The Not Good: The book fell apart for me in a few ways:
◊ I get that this is YA, but the characters were so melodramatic (the level of angst about writing musicals–egads!). They were often inconsistent, which made them feel unknowable. Does Bee love Jim or hate him? Does she go back to see the others because she still likes them? Was the vote unanimous or not? Does Kipling know what an annoying little turd he is every time he calls someone “child”? I’ll stop there lest I ruin the plot for you.
◊ The end is where things got a little Scooby-Doo. Characters are madly tying up plot points by conveniently explaining everything in detail to each other. All that was missing was an elderly haunted amusement park proprietor.

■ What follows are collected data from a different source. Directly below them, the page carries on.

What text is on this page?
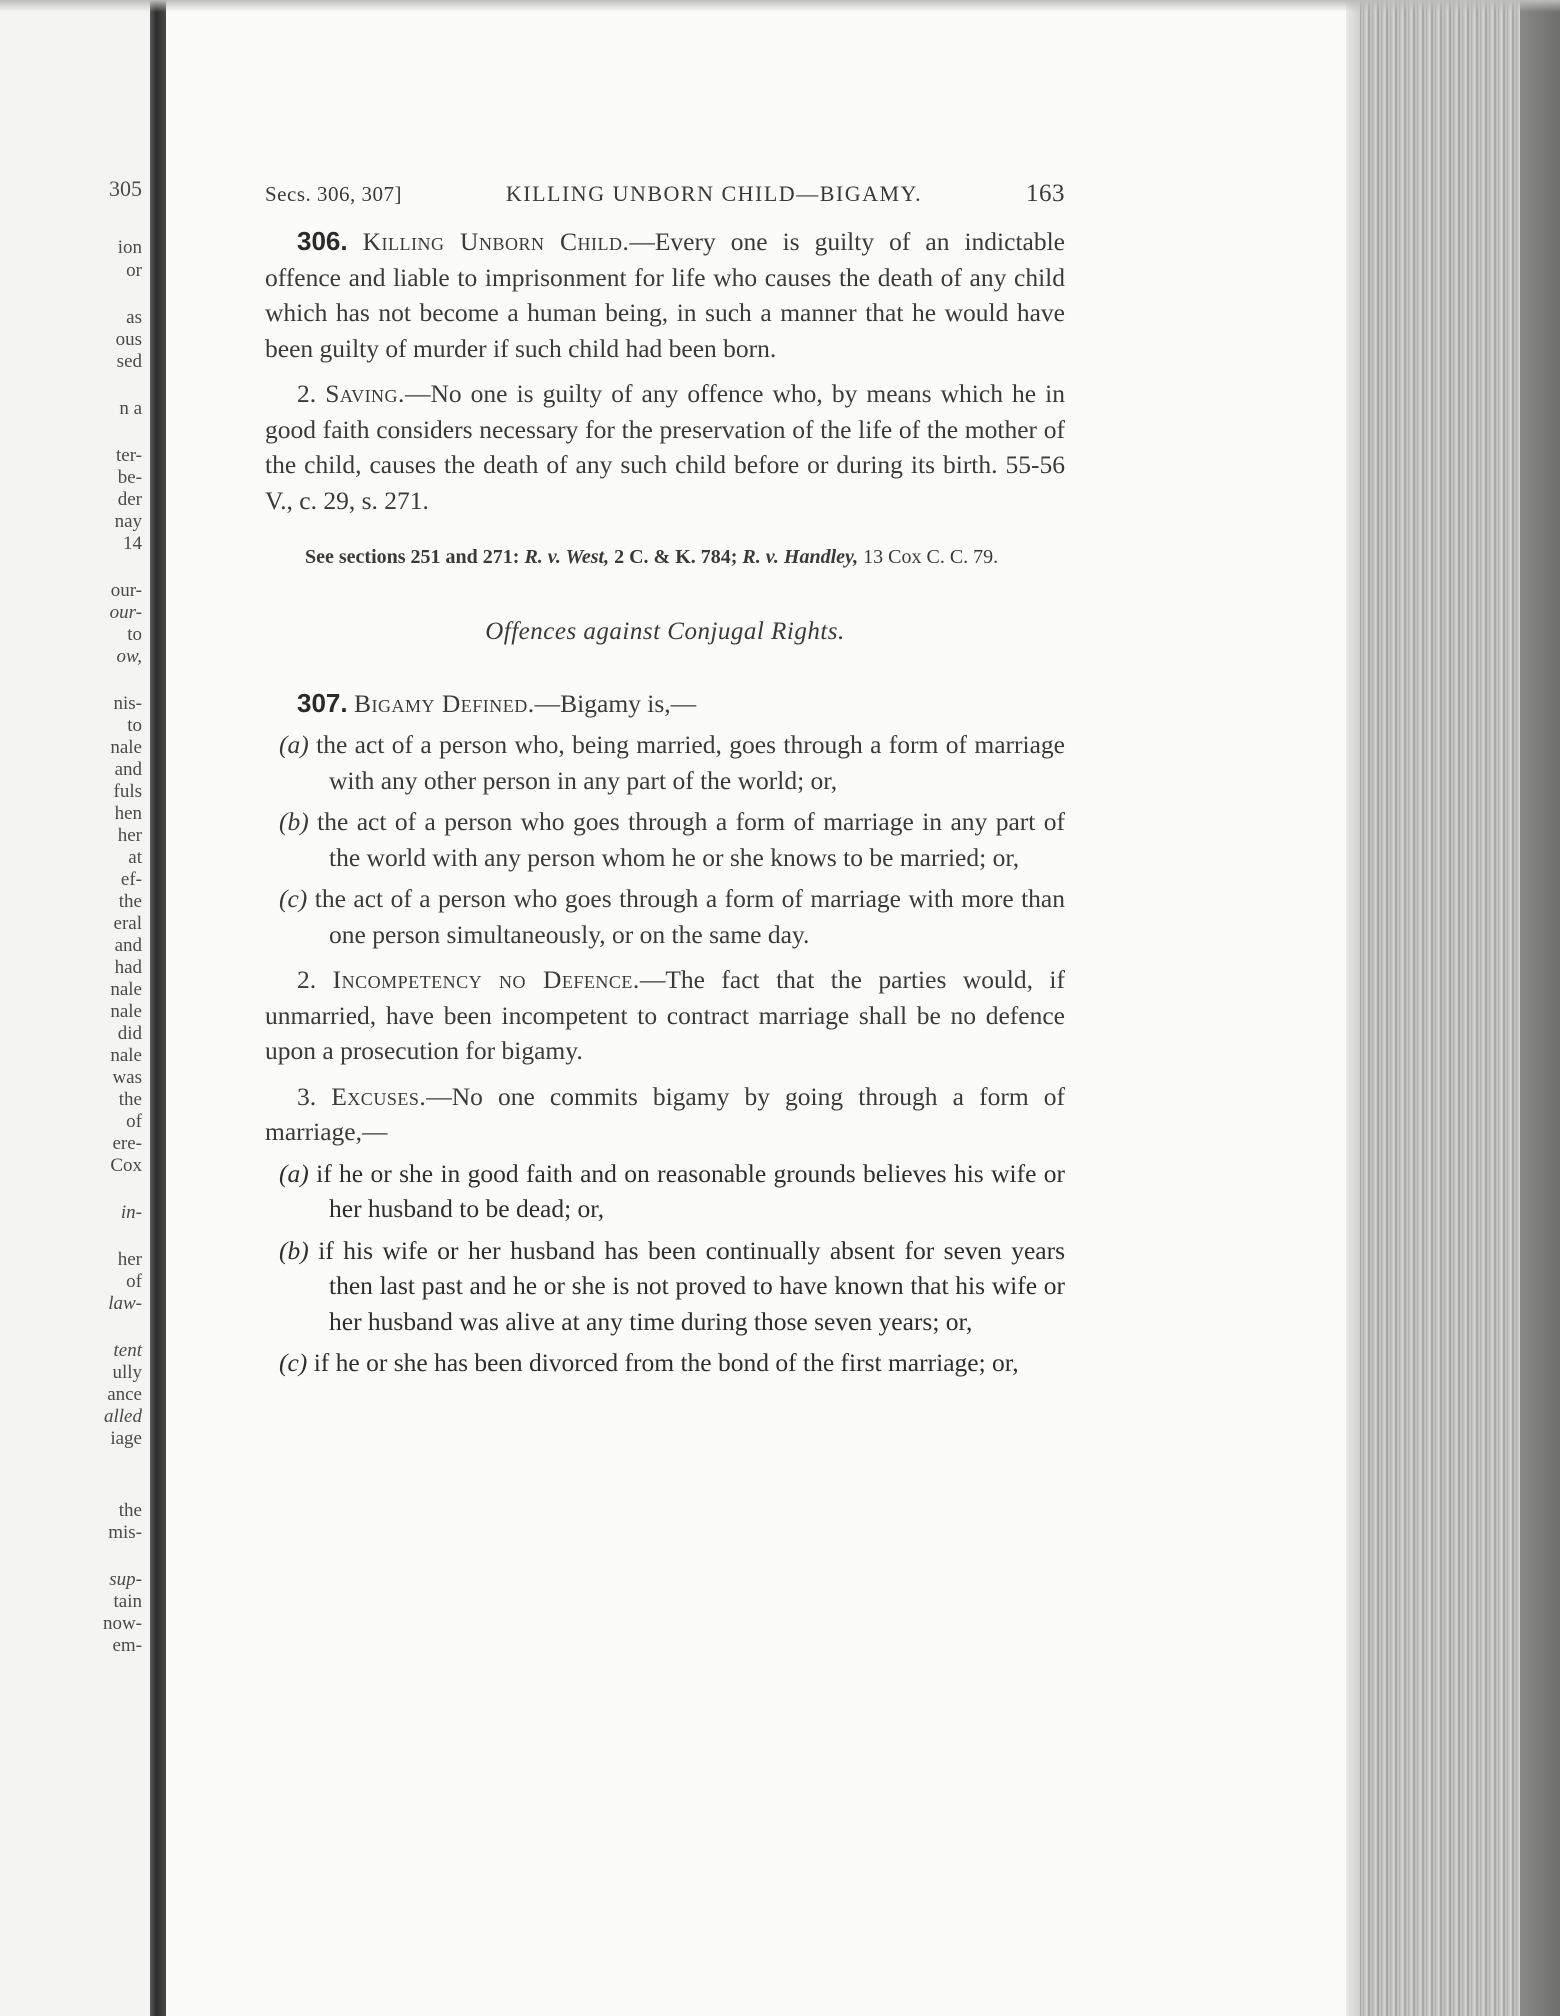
305
ion
or
as
ous
sed
n a
ter-
be-
der
nay
14
our-
our-
to
ow,
nis-
to
nale
and
fuls
hen
her
at
ef-
the
eral
and
had
nale
nale
did
nale
was
the
of
ere-
Cox
in-
her
of
law-
tent
ully
ance
alled
iage
the
mis-
sup-
tain
now-
em-
Secs. 306, 307]	KILLING UNBORN CHILD—BIGAMY.	163

306. Killing Unborn Child.—Every one is guilty of an indictable offence and liable to imprisonment for life who causes the death of any child which has not become a human being, in such a manner that he would have been guilty of murder if such child had been born.

2. Saving.—No one is guilty of any offence who, by means which he in good faith considers necessary for the preservation of the life of the mother of the child, causes the death of any such child before or during its birth. 55-56 V., c. 29, s. 271.

See sections 251 and 271: R. v. West, 2 C. & K. 784; R. v. Handley, 13 Cox C. C. 79.

Offences against Conjugal Rights.

307. Bigamy Defined.—Bigamy is,—

(a) the act of a person who, being married, goes through a form of marriage with any other person in any part of the world; or,

(b) the act of a person who goes through a form of marriage in any part of the world with any person whom he or she knows to be married; or,

(c) the act of a person who goes through a form of marriage with more than one person simultaneously, or on the same day.

2. Incompetency no Defence.—The fact that the parties would, if unmarried, have been incompetent to contract marriage shall be no defence upon a prosecution for bigamy.

3. Excuses.—No one commits bigamy by going through a form of marriage,—

(a) if he or she in good faith and on reasonable grounds believes his wife or her husband to be dead; or,

(b) if his wife or her husband has been continually absent for seven years then last past and he or she is not proved to have known that his wife or her husband was alive at any time during those seven years; or,

(c) if he or she has been divorced from the bond of the first marriage; or,
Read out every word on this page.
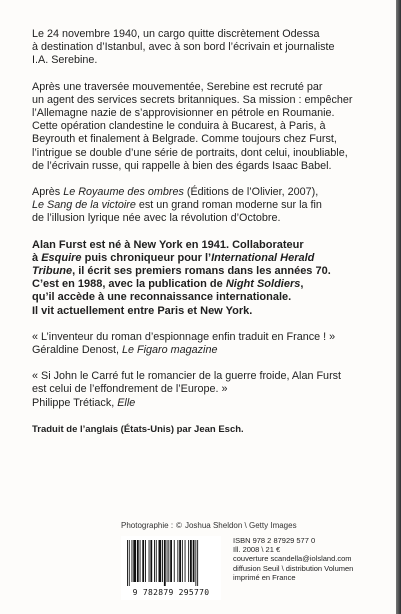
Le 24 novembre 1940, un cargo quitte discrètement Odessa
à destination d’Istanbul, avec à son bord l’écrivain et journaliste
I.A. Serebine.

Après une traversée mouvementée, Serebine est recruté par
un agent des services secrets britanniques. Sa mission : empêcher
l’Allemagne nazie de s’approvisionner en pétrole en Roumanie.
Cette opération clandestine le conduira à Bucarest, à Paris, à
Beyrouth et finalement à Belgrade. Comme toujours chez Furst,
l’intrigue se double d’une série de portraits, dont celui, inoubliable,
de l’écrivain russe, qui rappelle à bien des égards Isaac Babel.

Après Le Royaume des ombres (Éditions de l’Olivier, 2007),
Le Sang de la victoire est un grand roman moderne sur la fin
de l’illusion lyrique née avec la révolution d’Octobre.

Alan Furst est né à New York en 1941. Collaborateur
à Esquire puis chroniqueur pour l’International Herald
Tribune, il écrit ses premiers romans dans les années 70.
C’est en 1988, avec la publication de Night Soldiers,
qu’il accède à une reconnaissance internationale.
Il vit actuellement entre Paris et New York.

« L’inventeur du roman d’espionnage enfin traduit en France ! »
Géraldine Denost, Le Figaro magazine

« Si John le Carré fut le romancier de la guerre froide, Alan Furst
est celui de l’effondrement de l’Europe. »
Philippe Trétiack, Elle

Traduit de l’anglais (États-Unis) par Jean Esch.

Photographie : © Joshua Sheldon \ Getty Images
9 782879 295770
ISBN 978 2 87929 577 0
Ill. 2008 \ 21 €
couverture scandella@iolsland.com
diffusion Seuil \ distribution Volumen
imprimé en France
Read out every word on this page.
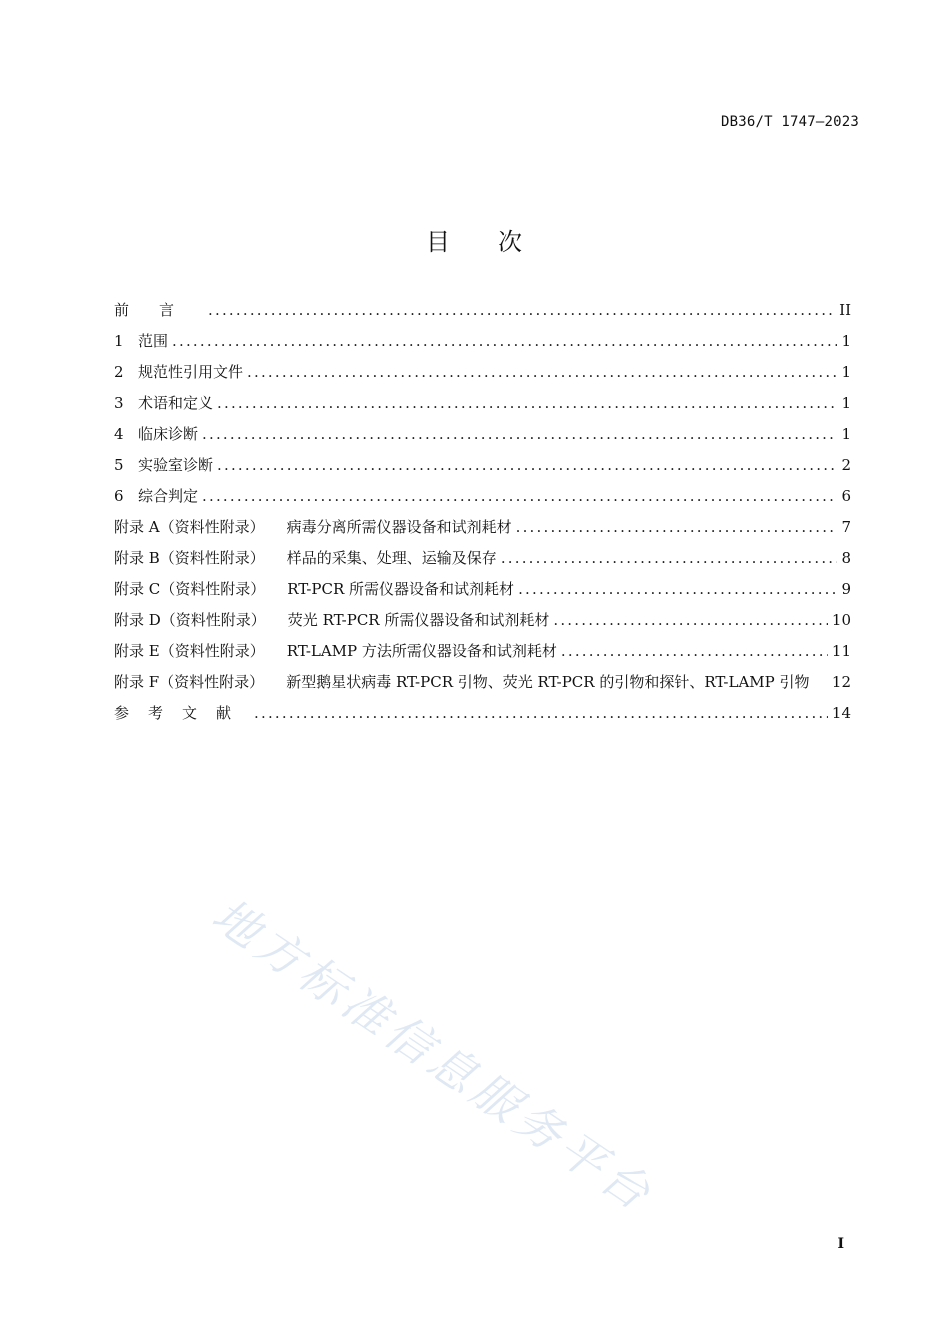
DB36/T 1747—2023
目 次
前言 .....	II
1 范围 .....	1
2 规范性引用文件 .....	1
3 术语和定义 .....	1
4 临床诊断 .....	1
5 实验室诊断 .....	2
6 综合判定 .....	6
附录 A（资料性附录） 病毒分离所需仪器设备和试剂耗材 .....	7
附录 B（资料性附录） 样品的采集、处理、运输及保存 .....	8
附录 C（资料性附录） RT-PCR 所需仪器设备和试剂耗材 .....	9
附录 D（资料性附录） 荧光 RT-PCR 所需仪器设备和试剂耗材 .....	10
附录 E（资料性附录） RT-LAMP 方法所需仪器设备和试剂耗材 .....	11
附录 F（资料性附录） 新型鹅星状病毒 RT-PCR 引物、荧光 RT-PCR 的引物和探针、RT-LAMP 引物 12
参考文献 .....	14
地方标准信息服务平台
I
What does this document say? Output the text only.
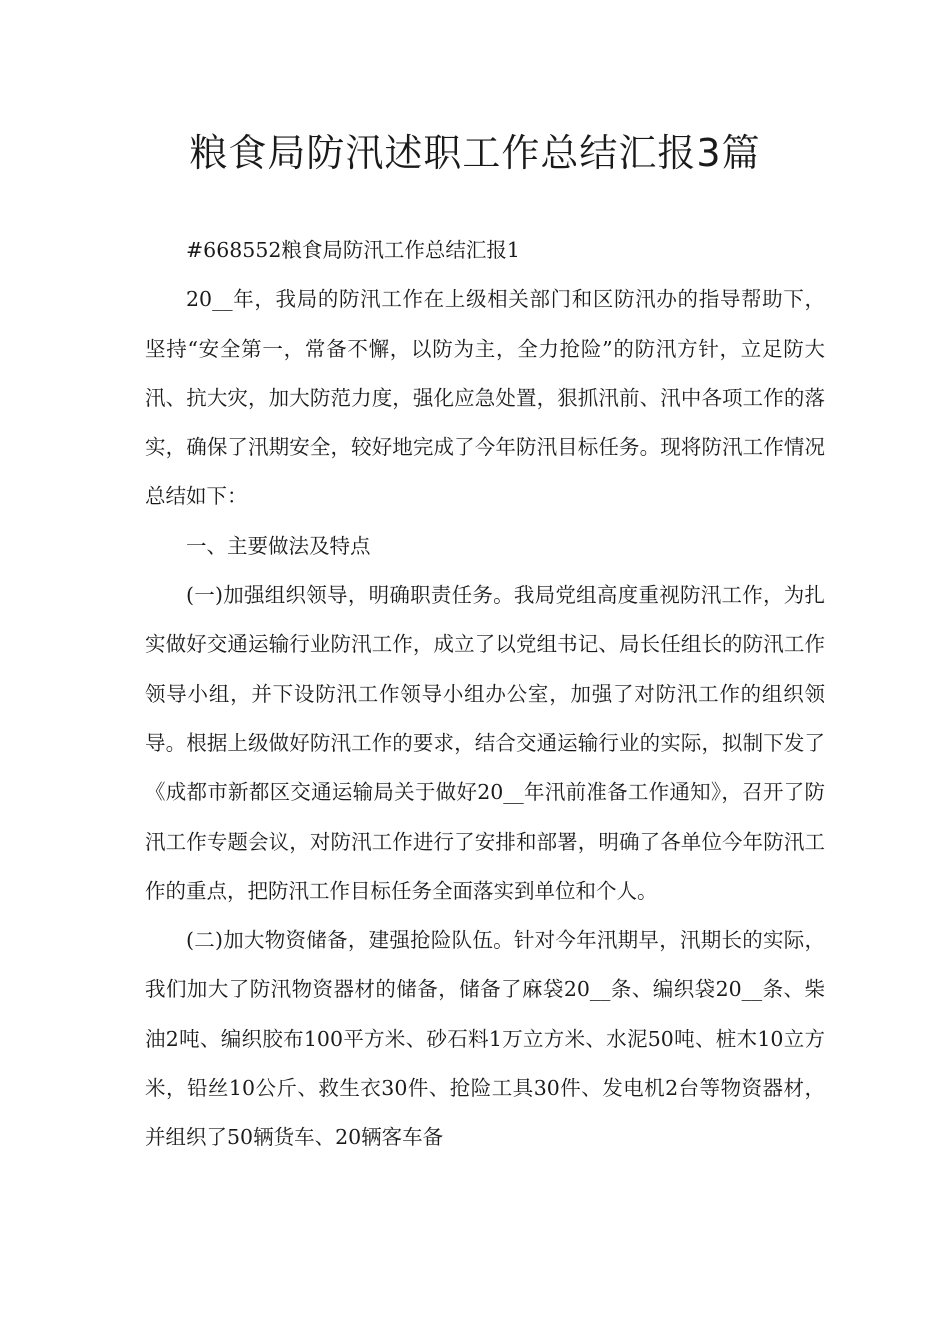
粮食局防汛述职工作总结汇报3篇

#668552粮食局防汛工作总结汇报1

20__年，我局的防汛工作在上级相关部门和区防汛办的指导帮助下，坚持“安全第一，常备不懈，以防为主，全力抢险”的防汛方针，立足防大汛、抗大灾，加大防范力度，强化应急处置，狠抓汛前、汛中各项工作的落实，确保了汛期安全，较好地完成了今年防汛目标任务。现将防汛工作情况总结如下：

一、主要做法及特点

(一)加强组织领导，明确职责任务。我局党组高度重视防汛工作，为扎实做好交通运输行业防汛工作，成立了以党组书记、局长任组长的防汛工作领导小组，并下设防汛工作领导小组办公室，加强了对防汛工作的组织领导。根据上级做好防汛工作的要求，结合交通运输行业的实际，拟制下发了《成都市新都区交通运输局关于做好20__年汛前准备工作通知》，召开了防汛工作专题会议，对防汛工作进行了安排和部署，明确了各单位今年防汛工作的重点，把防汛工作目标任务全面落实到单位和个人。

(二)加大物资储备，建强抢险队伍。针对今年汛期早，汛期长的实际，我们加大了防汛物资器材的储备，储备了麻袋20__条、编织袋20__条、柴油2吨、编织胶布100平方米、砂石料1万立方米、水泥50吨、桩木10立方米，铅丝10公斤、救生衣30件、抢险工具30件、发电机2台等物资器材，并组织了50辆货车、20辆客车备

◊ I think there may have been two separate books in here. On one hand, there’s the story of Jim’s death. Was it murder or suicide? On the other hand, there’s the story of being stuck in time. (And the possible third book is why Kipling isn’t immediately voted into death for his personality, child.)
◊ The problem with setting Jim’s death in the past is that everything that led up to it was off the page for readers. It was hard to care about how and why a character died when we don’t know him. Bee is pretty inscrutable, which means we aren’t getting much from her either.
◊ A Goodreads reviewer sums up the other problems quite nicely. Check out her amusing post if you want to hear from someone who really didn’t like it.
Verdict: If you like YA and have a high tolerance for annoying teens, then I say read it. I give Pessl huge props for tackling time travel and a murder mystery all rolled into one. I was entertained, but I can’t say that I would ever want to spend time with these people again.